The Coasts Are Clear

When Laird Koenig, a writer and frequent traveler to Japan, looks out the windows of his Brentwood house, he sees a scene that reminds him of Kyoto. Gravel and greenery flow like water into the landscape, which is set with boulders and ancient Japanese millstones. To further cool the scene, water itself splashes into a rock bowl modeled on a tsukubai-- a traditional hand-washing basin. Sunlight feathers through fronds of Henon bamboo ( Phyllostachys nigra ‘Henon’ ) onto a verdant bank of ferns. Simple, spare and formal yet suffused with shaggy naturalism, Koenig’s garden links his ‘60s-era wood-and-glass home with the wildness of an adjacent hillside. Though it looks authentic, it combines traditions of Japanese garden-making with a sensitivity to the California setting.

“You can’t just lift a landscape out of its context and plunk it down,” says the garden’s creator, designer Katherine Fukami Glascock of Landscapes Designed in North Hollywood. Moss, for example, a common material in Japanese landscapes, dried up in the sun here, so Glascock introduced an eye-fooling substitute: green carpet ( Herniaria glabra ) . In place of stone lanterns, which she and Koenig found cliched, she used Arroyo lanterns, reinforcing the connection between California Craftsman and Japanese aesthetics. Water, of course, sparingly used, belongs to both traditions. And while her bamboo and ferns would be right at home in Kyoto, Glascock’s additions of ornamental grasses, Mexican evening primrose ( Oenothera berlandieri ) and sweet olive ( Osmanthus fragrans ) thrive in Koenig’s canyon and tie the garden to its locale.

The Spa That Refreshes

However useful it may be, an outdoor tub isn’t always a thing of beauty in a garden. One solution is to disguise the spa as a reflecting pool and build an outdoor room around it. Add flowers and a spilling fountain and you have what Los Angeles landscape designer Janice Tidwell created for Steven and Jeri de Souza of Santa Monica: a place for water gazing as well as soaking in the steam.

A simple rectangle edged with 18th-Century French cobblestones and lined with green glass tile from Brazil, the pool is formal yet rustic, reflecting the old Victorian box tree ( Pittosporum undulatum ) that arches overhead. The fountain sluices down a playful boulder-and-brick wall, which Tidwell designed, in California Craftsman style, with Santa Monica artist-mason Chuck Simmons. Linking the area to the De Souzas’ 1912 Craftsman house, the designers’ off-kilter interpretation suggests a storybook grotto. This delights the De Souzas, two screenwriters who often wander outdoors in search of peace.

Tidwell’s plant palette ensures that the couple’s serenity is never static.
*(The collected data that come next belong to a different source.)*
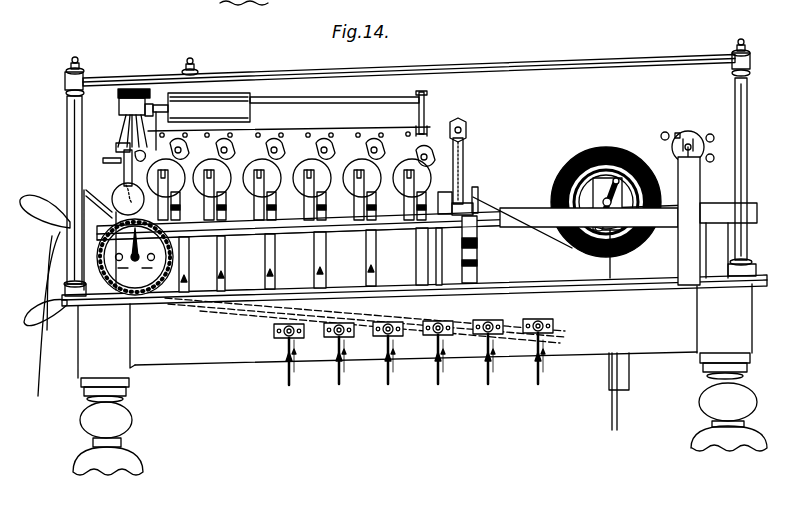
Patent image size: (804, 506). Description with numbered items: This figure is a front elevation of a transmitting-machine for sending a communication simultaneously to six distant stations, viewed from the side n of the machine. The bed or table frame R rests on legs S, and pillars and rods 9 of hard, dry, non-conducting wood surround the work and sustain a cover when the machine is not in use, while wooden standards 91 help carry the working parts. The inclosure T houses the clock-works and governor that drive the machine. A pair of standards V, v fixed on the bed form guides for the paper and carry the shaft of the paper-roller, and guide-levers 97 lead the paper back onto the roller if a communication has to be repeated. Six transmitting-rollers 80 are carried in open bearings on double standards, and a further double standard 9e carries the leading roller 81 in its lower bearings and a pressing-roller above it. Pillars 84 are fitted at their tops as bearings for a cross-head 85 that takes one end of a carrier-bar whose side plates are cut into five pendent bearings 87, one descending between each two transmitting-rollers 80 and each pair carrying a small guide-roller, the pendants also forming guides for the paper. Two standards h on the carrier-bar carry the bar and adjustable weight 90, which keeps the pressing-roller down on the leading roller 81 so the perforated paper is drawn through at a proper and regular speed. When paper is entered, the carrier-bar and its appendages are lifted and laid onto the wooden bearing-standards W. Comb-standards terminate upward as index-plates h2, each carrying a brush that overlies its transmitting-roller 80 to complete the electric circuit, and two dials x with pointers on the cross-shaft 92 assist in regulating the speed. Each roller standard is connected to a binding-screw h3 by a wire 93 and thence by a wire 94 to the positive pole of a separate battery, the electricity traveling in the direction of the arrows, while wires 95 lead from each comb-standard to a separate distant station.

The pillars and rods 9 is at (340, 72).
The standards 91 is at (712, 262).
The cross-shaft 92 is at (575, 202).
The wire 93 is at (436, 230).
The wire 94 is at (418, 363).
The wires 95 is at (393, 235).
The guide-levers 97 is at (619, 330).
The double standard 9e is at (128, 182).
The transmitting-rollers 80 is at (289, 178).
The leading roller 81 is at (145, 165).
The pillars 84 is at (469, 151).
The cross-head 85 is at (116, 147).
The pendent bearings 87 is at (302, 153).
The bar and adjustable weight 90 is at (286, 107).
The side of machine n is at (156, 122).
The standards h is at (298, 206).
The index-plate h2 is at (297, 136).
The binding-screw h3 is at (412, 336).
The bed or table frame R is at (393, 263).
The legs S is at (420, 379).
The inclosure of the clock-works T is at (100, 236).
The standards V is at (689, 221).
The wooden bearing-standards W is at (477, 249).
The dials x is at (135, 257).
The treadle lever v is at (45, 295).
Her choice of white-blooming greens changes constantly with the seasons: Winter paper white narcissus makes way for spring tulips, summer tuberoses and ‘Casa Blanca’ lilies.

But during a hot spell, the pool is the garden’s real star. “We’re used to Southern California as being all sun and brightness,” Steven de Souza says. “Here, it’s always cool and quiet.”